Depuis toujours, des gens font fortune sur la tristesse, sur la pauvreté, sur la fragilité.
New York, 1887. Nellie Bly est complètement folle. Sans cesse, elle répète vouloir retrouver ses « troncs ». Personne n’arrive à saisir le sens de ses propos, car en réalité, tout cela n’est qu’une vaste supercherie. Nellie cherche à se faire interner dans l’asile psychiatrique de Blackwell dans le but d’y enquêter sur les conditions de vie de ses résidentes. Y parvenant avec une facilité déconcertante, elle découvre un univers glacial, sadique et misogyne, où ne pas parfaitement remplir le rôle assigné aux femmes leur suffit à être désignée comme aliénée.
(4e de couverture)
Mon avis :
Découvrez l’histoire vraie de "la pionnière du journalisme d’investigation et du reportage clandestin" qui a partagé pendant dix jours l'ordinaire de la vie à l'asile des femmes internées là, afin de dénoncer leurs conditions de détention. Car oui, à New York en cette fin de 19e siècle, Blackwell ressemble bien plus à une prison qu'à un hôpital psychiatrique! "Il fait froid, la nourriture est insipide, les châles sont mités, les couvertures aussi", sans compter les consultations médicales bâclées et surtout les violences infligées par les infirmières.
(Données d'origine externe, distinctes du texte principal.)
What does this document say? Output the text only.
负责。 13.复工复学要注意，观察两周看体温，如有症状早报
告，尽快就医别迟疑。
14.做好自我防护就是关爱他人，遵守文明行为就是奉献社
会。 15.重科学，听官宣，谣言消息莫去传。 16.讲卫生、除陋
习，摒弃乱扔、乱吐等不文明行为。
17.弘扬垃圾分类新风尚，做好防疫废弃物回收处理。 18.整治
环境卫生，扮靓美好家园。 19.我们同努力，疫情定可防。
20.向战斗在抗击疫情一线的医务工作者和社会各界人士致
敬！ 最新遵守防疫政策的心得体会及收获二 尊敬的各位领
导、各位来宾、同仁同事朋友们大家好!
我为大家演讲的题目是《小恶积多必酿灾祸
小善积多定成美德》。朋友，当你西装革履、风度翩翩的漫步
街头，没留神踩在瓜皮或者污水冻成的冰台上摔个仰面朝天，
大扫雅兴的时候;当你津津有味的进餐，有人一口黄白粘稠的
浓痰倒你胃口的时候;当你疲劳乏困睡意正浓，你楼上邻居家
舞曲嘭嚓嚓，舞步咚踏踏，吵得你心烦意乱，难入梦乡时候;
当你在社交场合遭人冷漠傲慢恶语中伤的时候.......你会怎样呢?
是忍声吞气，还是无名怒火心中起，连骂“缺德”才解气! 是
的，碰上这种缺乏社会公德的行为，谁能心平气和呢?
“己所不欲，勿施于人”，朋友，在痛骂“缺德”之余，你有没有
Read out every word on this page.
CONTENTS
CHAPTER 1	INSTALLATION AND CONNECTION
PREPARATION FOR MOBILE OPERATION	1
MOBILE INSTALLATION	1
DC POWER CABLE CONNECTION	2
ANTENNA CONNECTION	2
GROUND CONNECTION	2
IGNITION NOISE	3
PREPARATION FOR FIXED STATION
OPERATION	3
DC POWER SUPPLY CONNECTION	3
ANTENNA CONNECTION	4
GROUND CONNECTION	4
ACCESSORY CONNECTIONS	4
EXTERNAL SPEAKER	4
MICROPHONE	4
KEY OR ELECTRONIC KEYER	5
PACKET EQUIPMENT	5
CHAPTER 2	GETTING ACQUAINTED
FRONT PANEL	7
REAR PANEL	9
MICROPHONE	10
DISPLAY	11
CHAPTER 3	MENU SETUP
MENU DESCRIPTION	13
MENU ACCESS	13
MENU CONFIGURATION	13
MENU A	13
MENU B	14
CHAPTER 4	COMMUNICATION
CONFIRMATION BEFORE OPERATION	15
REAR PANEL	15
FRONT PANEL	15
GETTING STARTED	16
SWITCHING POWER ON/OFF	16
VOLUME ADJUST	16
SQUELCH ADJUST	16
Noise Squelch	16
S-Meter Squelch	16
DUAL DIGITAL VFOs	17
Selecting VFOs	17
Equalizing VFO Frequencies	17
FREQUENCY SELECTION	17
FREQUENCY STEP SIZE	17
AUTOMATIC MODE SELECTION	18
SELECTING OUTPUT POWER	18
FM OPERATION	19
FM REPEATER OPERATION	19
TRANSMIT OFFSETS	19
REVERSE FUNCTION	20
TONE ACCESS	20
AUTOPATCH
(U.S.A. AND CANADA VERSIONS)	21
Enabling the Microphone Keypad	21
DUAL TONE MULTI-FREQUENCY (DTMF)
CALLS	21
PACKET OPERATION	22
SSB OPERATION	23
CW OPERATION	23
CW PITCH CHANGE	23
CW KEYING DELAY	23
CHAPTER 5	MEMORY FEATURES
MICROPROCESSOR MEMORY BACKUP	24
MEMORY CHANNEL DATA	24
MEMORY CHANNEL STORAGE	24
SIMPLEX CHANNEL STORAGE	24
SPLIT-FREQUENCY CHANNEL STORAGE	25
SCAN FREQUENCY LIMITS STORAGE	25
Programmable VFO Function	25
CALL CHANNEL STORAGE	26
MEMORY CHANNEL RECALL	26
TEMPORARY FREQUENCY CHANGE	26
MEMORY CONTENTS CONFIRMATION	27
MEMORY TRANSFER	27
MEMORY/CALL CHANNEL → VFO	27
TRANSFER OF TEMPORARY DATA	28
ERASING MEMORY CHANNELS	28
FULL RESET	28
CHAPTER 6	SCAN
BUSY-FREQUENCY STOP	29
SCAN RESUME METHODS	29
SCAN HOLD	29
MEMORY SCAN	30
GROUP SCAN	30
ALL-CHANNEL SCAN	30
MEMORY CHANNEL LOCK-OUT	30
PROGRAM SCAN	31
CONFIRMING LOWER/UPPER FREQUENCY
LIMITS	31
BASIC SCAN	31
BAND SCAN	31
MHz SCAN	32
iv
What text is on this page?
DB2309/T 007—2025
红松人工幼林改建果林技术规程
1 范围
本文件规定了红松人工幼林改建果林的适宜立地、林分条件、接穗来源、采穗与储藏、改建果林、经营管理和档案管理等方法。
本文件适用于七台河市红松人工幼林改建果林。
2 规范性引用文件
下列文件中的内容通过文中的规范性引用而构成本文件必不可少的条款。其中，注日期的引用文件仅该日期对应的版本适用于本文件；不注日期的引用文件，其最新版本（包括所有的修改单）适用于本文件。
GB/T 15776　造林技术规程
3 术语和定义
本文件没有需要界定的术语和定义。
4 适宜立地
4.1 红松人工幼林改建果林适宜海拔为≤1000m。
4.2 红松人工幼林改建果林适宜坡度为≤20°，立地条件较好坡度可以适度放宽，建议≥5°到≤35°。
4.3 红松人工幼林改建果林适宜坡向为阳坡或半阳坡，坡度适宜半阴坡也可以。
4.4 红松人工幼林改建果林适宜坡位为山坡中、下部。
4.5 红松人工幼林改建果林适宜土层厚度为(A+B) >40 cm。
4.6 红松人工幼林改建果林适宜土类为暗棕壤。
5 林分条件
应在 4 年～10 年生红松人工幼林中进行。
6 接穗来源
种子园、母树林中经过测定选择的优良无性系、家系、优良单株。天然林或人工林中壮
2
Pour Elizabeth Cochrane, alias Nelly Bly, journaliste infiltrée pour le "New York World", "la charité n'autorise pas la maltraitance" et elle constate que, si la plupart des femmes sont saines d'esprit en arrivant, "elles deviennent folles d'impuissance face à l'institution qui ne les écoute pas, folles de rage d'être considérées comme démentes, folles d'angoisse à l'idée de rester enfermées toute leur vie ici".
Mais alors pourquoi sont-elles internées? "Parce qu'elles n'étaient pas parvenues à remplir le rôle assigné aux femmes", selon Nelly. La jeune journaliste est bien placée pour connaître "l'injustice de mon sexe". Des flashbacks racontant son enfance expliquent d'où lui vient sa vocation à dénoncer les injustices: on y voit comment sa mère a été traitée à la mort de son père. A l'époque, une femme ne peut vivre que sous la tutelle d'un homme. Sans aucune autonomie financière, une femme seule voit "ses désirs et ses volontés étranglés par le joug de la société". Ce que dénonce Nelly avant tout, c'est donc "la précarité sociale des femmes".
La dernière partie, un peu moins intéressante selon moi, montre le procès intenté contre le directeur de Blackwell. On y voit une Nelly courageuse affrontant une assemblée d'hommes réfractaires, mais néanmoins soutenue par un avocat aussi déterminé qu'elle. Au final la ville de New York débloquera des fonds pour l'asile tout en renforçant la commission de surveillance des œuvres de bienfaisance. Il ne restera plus à Nelly qu'à trouver un nouveau combat à mener!